Este comportamiento alemán, de una sensatez básica y fundamental, en el que hay una alta participación y donde se asume la responsabilidad de los errores, no se explicaría sin la red política civil en la que se sustenta todo el sistema. Los ciudadanos son asimismo responsables de los políticos a quienes votan, pero no solo eso: también lo son de sus propias comunidades, desde las vecinales hasta las nacionales. El ciudadano tiene voto y también voz, y las sociedades y agrupaciones civiles no solo son numerosas sino que pueden tener un poder inaudito para los españoles, acostumbrados a delegar en otros las soluciones a los problemas perpetuos del país.

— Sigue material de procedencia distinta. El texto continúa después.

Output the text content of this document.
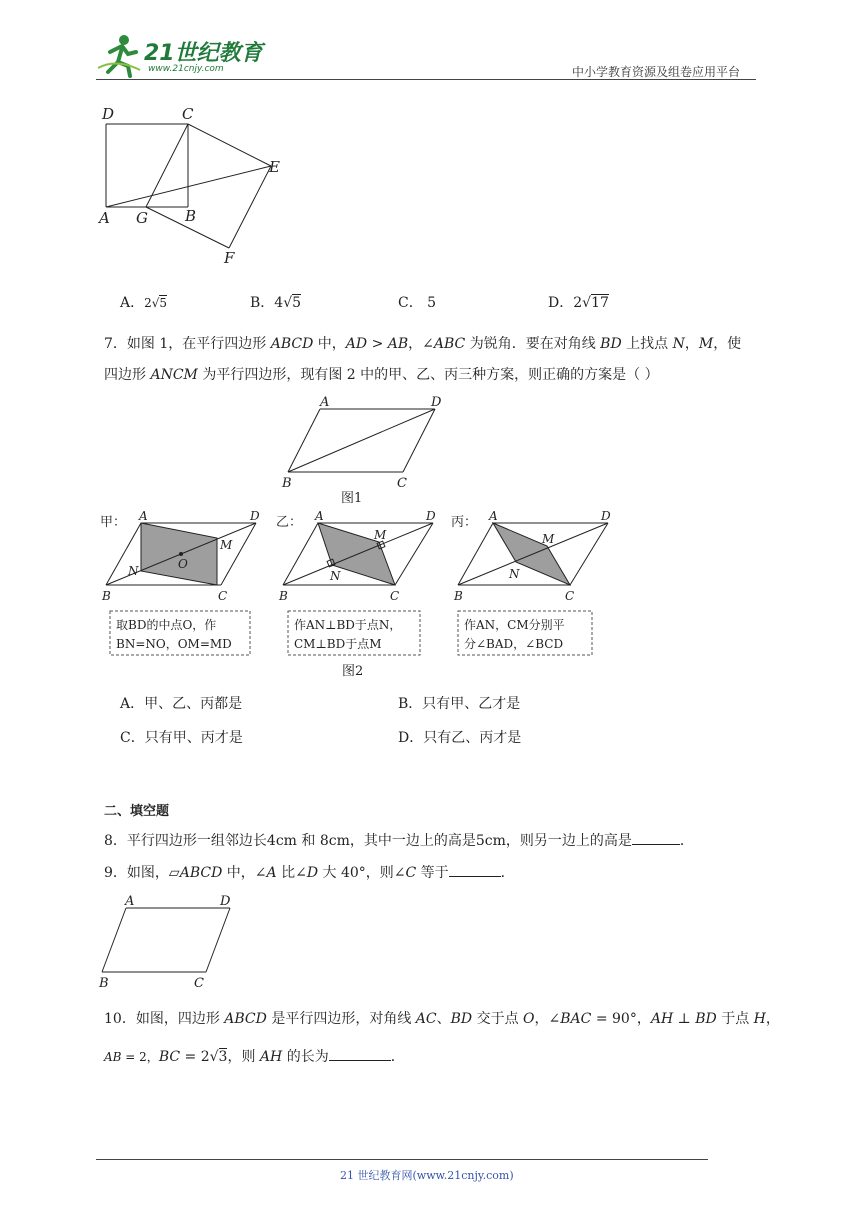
21世纪教育
www.21cnjy.com	中小学教育资源及组卷应用平台
D	C
E
A G B
F
A．2√5	B．4√5	C． 5	D．2√17
7．如图 1，在平行四边形 ABCD 中，AD > AB，∠ABC 为锐角．要在对角线 BD 上找点 N，M，使
四边形 ANCM 为平行四边形，现有图 2 中的甲、乙、丙三种方案，则正确的方案是（ ）
A	D
B	C
图1
甲： A	D
M
N	O
B	C
取BD的中点O，作
BN=NO，OM=MD
乙： A	D
M
N
B	C
作AN⊥BD于点N，
CM⊥BD于点M
丙： A	D
M
N
B	C
作AN，CM分别平
分∠BAD，∠BCD
图2
A．甲、乙、丙都是	B．只有甲、乙才是
C．只有甲、丙才是	D．只有乙、丙才是
二、填空题
8．平行四边形一组邻边长4cm 和 8cm，其中一边上的高是5cm，则另一边上的高是	．
9．如图，▱ABCD 中，∠A 比∠D 大 40°，则∠C 等于	．
A	D
B	C
10．如图，四边形 ABCD 是平行四边形，对角线 AC、BD 交于点 O，∠BAC = 90°，AH ⊥ BD 于点 H，
AB = 2，BC = 2√3，则 AH 的长为	．
21 世纪教育网(www.21cnjy.com)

El único roto en esta red, aparentemente firme e indestructible, es el del país desaparecido, el del miembro amputado de la República: la RDA, inexistente de forma administrativa pero persistente todavía en la mentalidad de sus antiguos habitantes. Se consideran a sí mismos el hermano pobre que no recibió ni la ayuda ni la atención suficientes para salir adelante, y no les faltan razones. Asumidos como ciudadanos de segunda y objeto de desprecio evidente por parte de sus propios convecinos, quienes todavía residen en los antiguos estados de la Alemania comunista lo hacen en ciudades depauperadas, tristes, sucias y vacías, con una juventud desesperada y alcoholizada en la que arraigan las ideas totalitarias: en ningún sitio como en la antigua RDA se mantiene tan firme el partido AfD (Alternativa para Alemania), cuya legitimidad democrática la liman rabiosamente sus propios líderes en una enloquecida carrera por las sendas del nacionalismo más rancio y racista. A su lado tampoco pierden comba los comunistas de Die Linke, partido ahora menor y bipolar, que se debate entre continuar el camino identitario del neoecologismo y el neofeminismo o reconducirse en un partido tradicionalmente comunista, como predica una de sus dirigentes, Sahra Wagenknecht, que mantiene la tradición de líderes históricos, como Gregor Gysi, de alabar dictaduras como la de Cuba.
La derrota de Die Linke puede parecer una buena noticia a corto plazo. Pero si de sus cenizas resurgen dirigentes como la Wagenknecht, las risas de hoy pueden ser el llanto de mañana.
Sergio Campos, escritor español residente en Alemania. Autor de En el muro de Berlín.